Éveil est le premier roman de Cetro que je lis, après en avoir entendu de très bonnes choses sur internet. Ne connaissant rien de son univers, je m’y plonge en explorateur.

Le début du roman m’a un peu laissé perplexe. Cette effusion de bonheur, où tout est parfait (sauf, peut-être, le physique du chien), aurait pu me donner envie d’en rester là. Puis survient l’accident, avec ces témoins étranges qui regardent la voiture dans le fossé, qui éclairent la scène.

Dans cette première partie, Tom est presque un personnage secondaire, et il est seulement fait mention des déviances auxquelles s’adonnent les masses, avec des émissions de télé-réalité stupides où le but est d’humilier l’autre.

Puis on reprend l’histoire douze ans plus tard. Tom sort de son coma, il peut entamer son deuil, tandis que Paolo le recueille chez lui, où Maeva cuisine comme une chef (on a jusqu’au menu complet des repas) et où, surtout, il va faire la rencontre de Maewen, la fille du couple, surnommé Bouille à Bisous. Et là je me suis dit que c’était reparti pour un tour dans le monde des Bisounours.
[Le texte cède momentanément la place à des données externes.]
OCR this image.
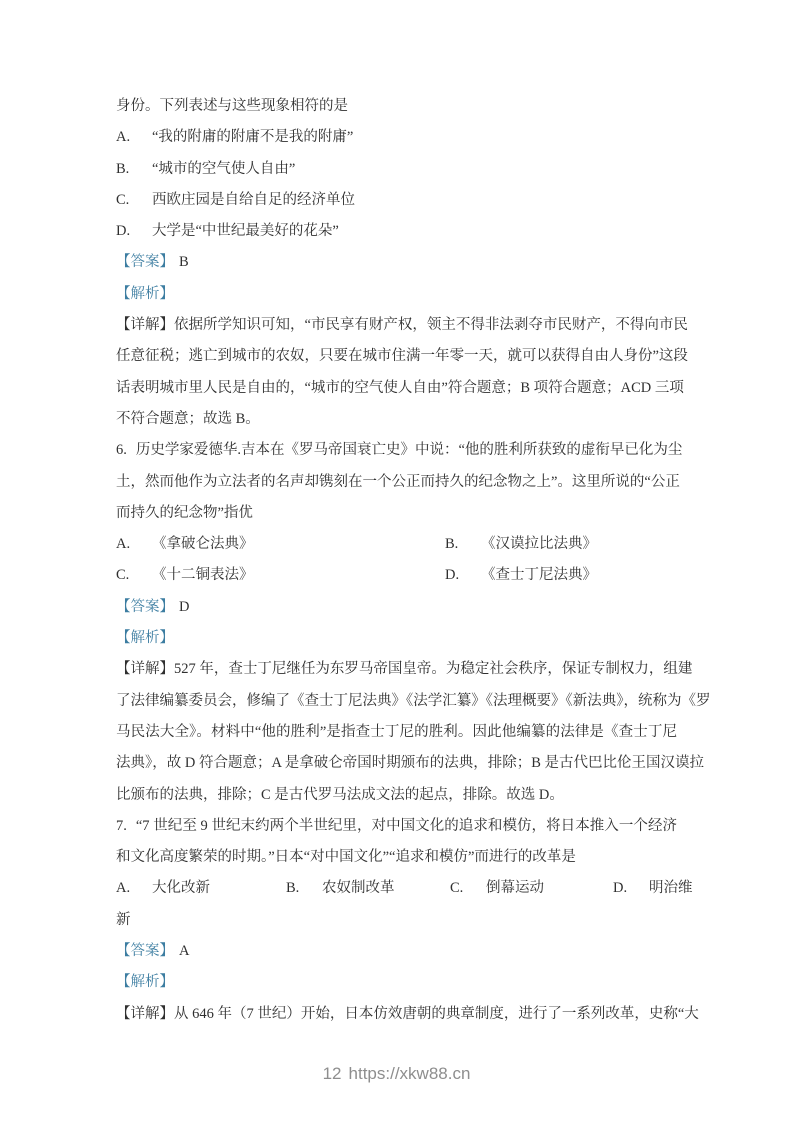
身份。下列表述与这些现象相符的是
A. “我的附庸的附庸不是我的附庸”
B. “城市的空气使人自由”
C. 西欧庄园是自给自足的经济单位
D. 大学是“中世纪最美好的花朵”
【答案】 B
【解析】
【详解】依据所学知识可知，“市民享有财产权，领主不得非法剥夺市民财产，不得向市民
任意征税；逃亡到城市的农奴，只要在城市住满一年零一天，就可以获得自由人身份”这段
话表明城市里人民是自由的，“城市的空气使人自由”符合题意；B 项符合题意；ACD 三项
不符合题意；故选 B。
6. 历史学家爱德华.吉本在《罗马帝国衰亡史》中说：“他的胜利所获致的虚衔早已化为尘
土，然而他作为立法者的名声却镌刻在一个公正而持久的纪念物之上”。这里所说的“公正
而持久的纪念物”指优
A. 《拿破仑法典》	B. 《汉谟拉比法典》
C. 《十二铜表法》	D. 《查士丁尼法典》
【答案】 D
【解析】
【详解】527 年，查士丁尼继任为东罗马帝国皇帝。为稳定社会秩序，保证专制权力，组建
了法律编纂委员会，修编了《查士丁尼法典》《法学汇纂》《法理概要》《新法典》，统称为《罗
马民法大全》。材料中“他的胜利”是指查士丁尼的胜利。因此他编纂的法律是《查士丁尼
法典》，故 D 符合题意；A 是拿破仑帝国时期颁布的法典，排除；B 是古代巴比伦王国汉谟拉
比颁布的法典，排除；C 是古代罗马法成文法的起点，排除。故选 D。
7. “7 世纪至 9 世纪末约两个半世纪里，对中国文化的追求和模仿，将日本推入一个经济
和文化高度繁荣的时期。”日本“对中国文化”“追求和模仿”而进行的改革是
A. 大化改新	B. 农奴制改革	C. 倒幕运动	D. 明治维
新
【答案】 A
【解析】
【详解】从 646 年（7 世纪）开始，日本仿效唐朝的典章制度，进行了一系列改革，史称“大
12 https://xkw88.cn
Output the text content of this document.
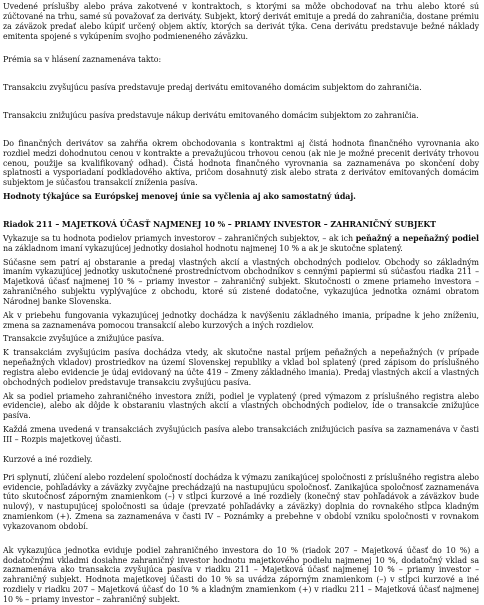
Uvedené príslušby alebo práva zakotvené v kontraktoch, s ktorými sa môže obchodovať na trhu alebo ktoré sú zúčtované na trhu, samé sú považovať za deriváty. Subjekt, ktorý derivát emituje a predá do zahraničia, dostane prémiu za záväzok predať alebo kúpiť určený objem aktív, ktorých sa derivát týka. Cena derivátu predstavuje bežné náklady emitenta spojené s vykúpením svojho podmieneného záväzku.

Prémia sa v hlásení zaznamenáva takto:

Transakciu zvyšujúcu pasíva predstavuje predaj derivátu emitovaného domácim subjektom do zahraničia.

Transakciu znižujúcu pasíva predstavuje nákup derivátu emitovaného domácim subjektom zo zahraničia.

Do finančných derivátov sa zahŕňa okrem obchodovania s kontraktmi aj čistá hodnota finančného vyrovnania ako rozdiel medzi dohodnutou cenou v kontrakte a prevažujúcou trhovou cenou (ak nie je možné precenit deriváty trhovou cenou, použije sa kvalifikovaný odhad). Čistá hodnota finančného vyrovnania sa zaznamenáva po skončení doby splatnosti a vysporiadaní podkladového aktíva, pričom dosahnutý zisk alebo strata z derivátov emitovaných domácim subjektom je súčasťou transakcií zníženia pasíva.

Hodnoty týkajúce sa Európskej menovej únie sa vyčlenia aj ako samostatný údaj.

Riadok 211 – MAJETKOVÁ ÚČASŤ NAJMENEJ 10 % – PRIAMY INVESTOR – ZAHRANIČNÝ SUBJEKT

Vykazuje sa tu hodnota podielov priamych investorov – zahraničných subjektov, – ak ich peňažný a nepeňažný podiel na základnom imaní vykazujúcej jednotky dosiahol hodnotu najmenej 10 % a ak je skutočne splatený.

Súčasne sem patrí aj obstaranie a predaj vlastných akcií a vlastných obchodných podielov. Obchody so základným imaním vykazujúcej jednotky uskutočnené prostredníctvom obchodníkov s cennými papiermi sú súčasťou riadka 211 – Majetková účasť najmenej 10 % – priamy investor – zahraničný subjekt. Skutočnosti o zmene priameho investora – zahraničného subjektu vyplývajúce z obchodu, ktoré sú zistené dodatočne, vykazujúca jednotka oznámi obratom Národnej banke Slovenska.

Ak v priebehu fungovania vykazujúcej jednotky dochádza k navýšeniu základného imania, prípadne k jeho zníženiu, zmena sa zaznamenáva pomocou transakcií alebo kurzových a iných rozdielov.

Transakcie zvyšujúce a znižujúce pasíva.

K transakciám zvyšujúcim pasíva dochádza vtedy, ak skutočne nastal príjem peňažných a nepeňažných (v prípade nepeňažných vkladov) prostriedkov na území Slovenskej republiky a vklad bol splatený (pred zápisom do príslušného registra alebo evidencie je údaj evidovaný na účte 419 – Zmeny základného imania). Predaj vlastných akcií a vlastných obchodných podielov predstavuje transakciu zvyšujúcu pasíva.

Ak sa podiel priameho zahraničného investora zníži, podiel je vyplatený (pred výmazom z príslušného registra alebo evidencie), alebo ak dôjde k obstaraniu vlastných akcií a vlastných obchodných podielov, ide o transakcie znižujúce pasíva.

Každá zmena uvedená v transakciách zvyšujúcich pasíva alebo transakciách znižujúcich pasíva sa zaznamenáva v časti III – Rozpis majetkovej účasti.

Kurzové a iné rozdiely.

Pri splynutí, zlúčení alebo rozdelení spoločností dochádza k výmazu zanikajúcej spoločnosti z príslušného registra alebo evidencie, pohľadávky a záväzky zvyčajne prechádzajú na nastupujúcu spoločnosť. Zanikajúca spoločnosť zaznamenáva túto skutočnosť záporným znamienkom (–) v stĺpci kurzové a iné rozdiely (konečný stav pohľadávok a záväzkov bude nulový), v nastupujúcej spoločnosti sa údaje (prevzaté pohľadávky a záväzky) doplnia do rovnakého stĺpca kladným znamienkom (+). Zmena sa zaznamenáva v časti IV – Poznámky a prebehne v období vzniku spoločnosti v rovnakom vykazovanom období.

Ak vykazujúca jednotka eviduje podiel zahraničného investora do 10 % (riadok 207 – Majetková účasť do 10 %) a dodatočnými vkladmi dosiahne zahraničný investor hodnotu majetkového podielu najmenej 10 %, dodatočný vklad sa zaznamenáva ako transakcia zvyšujúca pasíva v riadku 211 – Majetková účasť najmenej 10 % – priamy investor – zahraničný subjekt. Hodnota majetkovej účasti do 10 % sa uvádza záporným znamienkom (–) v stĺpci kurzové a iné rozdiely v riadku 207 – Majetková účasť do 10 % a kladným znamienkom (+) v riadku 211 – Majetková účasť najmenej 10 % – priamy investor – zahraničný subjekt.
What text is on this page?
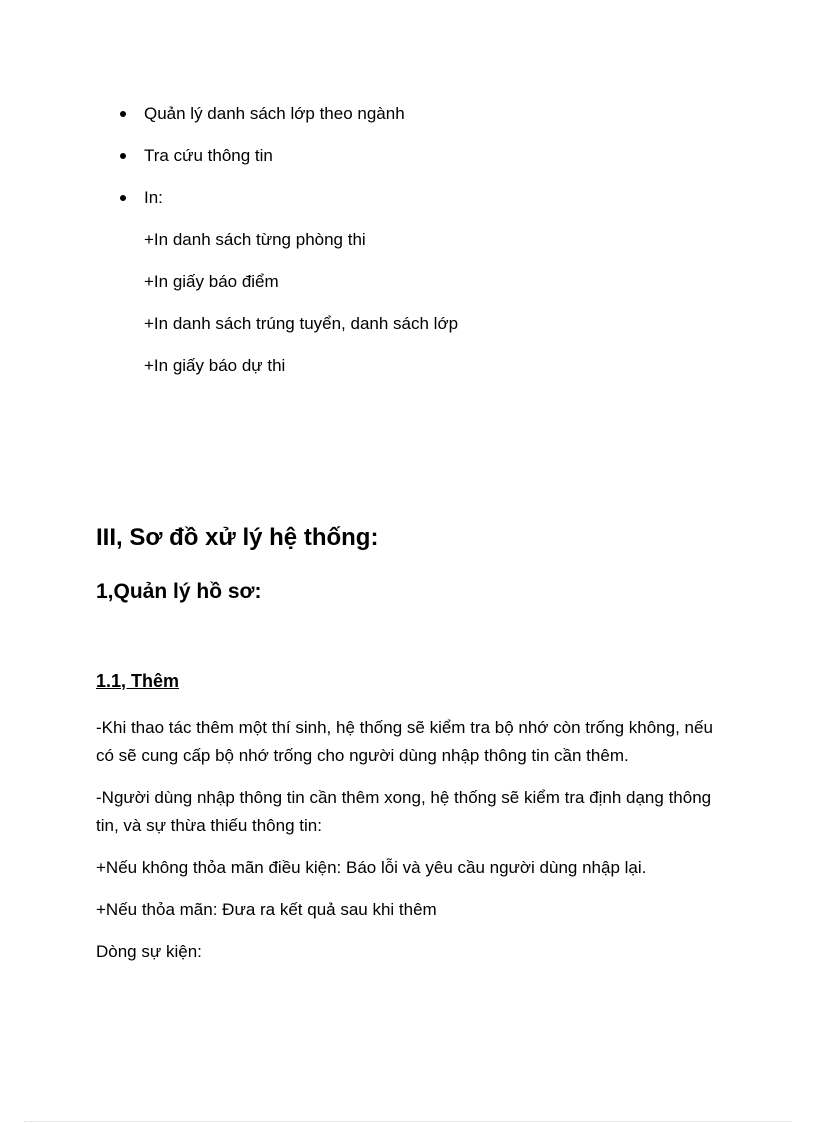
Quản lý danh sách lớp theo ngành
Tra cứu thông tin
In:
+In danh sách từng phòng thi
+In giấy báo điểm
+In danh sách trúng tuyển, danh sách lớp
+In giấy báo dự thi
III, Sơ đồ xử lý hệ thống:
1,Quản lý hồ sơ:
1.1, Thêm

-Khi thao tác thêm một thí sinh, hệ thống sẽ kiểm tra bộ nhớ còn trống không, nếu có sẽ cung cấp bộ nhớ trống cho người dùng nhập thông tin cần thêm.

-Người dùng nhập thông tin cần thêm xong, hệ thống sẽ kiểm tra định dạng thông tin, và sự thừa thiếu thông tin:

+Nếu không thỏa mãn điều kiện: Báo lỗi và yêu cầu người dùng nhập lại.

+Nếu thỏa mãn: Đưa ra kết quả sau khi thêm

Dòng sự kiện:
Heureusement, il y a Jacquot et ses commandes vidéos pour de riches pervers qui veulent assister aux pires méfaits. Meurtres, tortures, viols, j’en passe et des meilleurs. Autant dire que l’écart est parfois grand et qu’on peut passer presque sans transition de bouille à bisous à bouille en bouillie, ce qui peut être assez déconcertant.

L’écriture est assez brute, libre, avec parfois quelques maladresses, mais aussi des formules particulières, ou des noms à coucher dehors, qui rappellent l’accent mis par l’auteur sur l’humour.

On croise des personnages étranges (cette bimbo qui vend la voiture de son grabataire de mari), pathétiques (Raymond), voire même répugnants (les Gérogneau), qui contrastent avec les gentils, que sont Tom et son clan, mais aussi Mandy et ses amis. Le tout comme un représentation de cette société en plein déliquescence.

La fin m’a surpris. Pas par sa plongée dans l’horreur, que j’attendais, mais par son dénouement, que je n’ai pas vu venir et que j’ai trouvé réussi. Néanmoins, j’ai aussi relever un certain nombre d’incohérences qui m’ont un peu dérangées, notamment un décalage entre ce monde vérolé décrit par l’auteur et la réalité qu’il nous montre.

Après ma lecture d’Éveil, je suis un peu mitigé. J’ai été perturbé par les nombreux changements de ton, on passe du mielleux au scabreux presque sans transition. J’ai trouvé les personnages un peu stéréotypés et même quelques passages qui semblaient forcés (par exemple, les interactions entre Tom et Mandy à la fin). Mais en même temps, le roman n’est pas désagréable à lire, et j’ai apprécié la fin, intelligente et bien amenée.

Je retenterai ma chance avec un autre des textes de Cetro dans un futur proche, pour me faire une meilleure idée.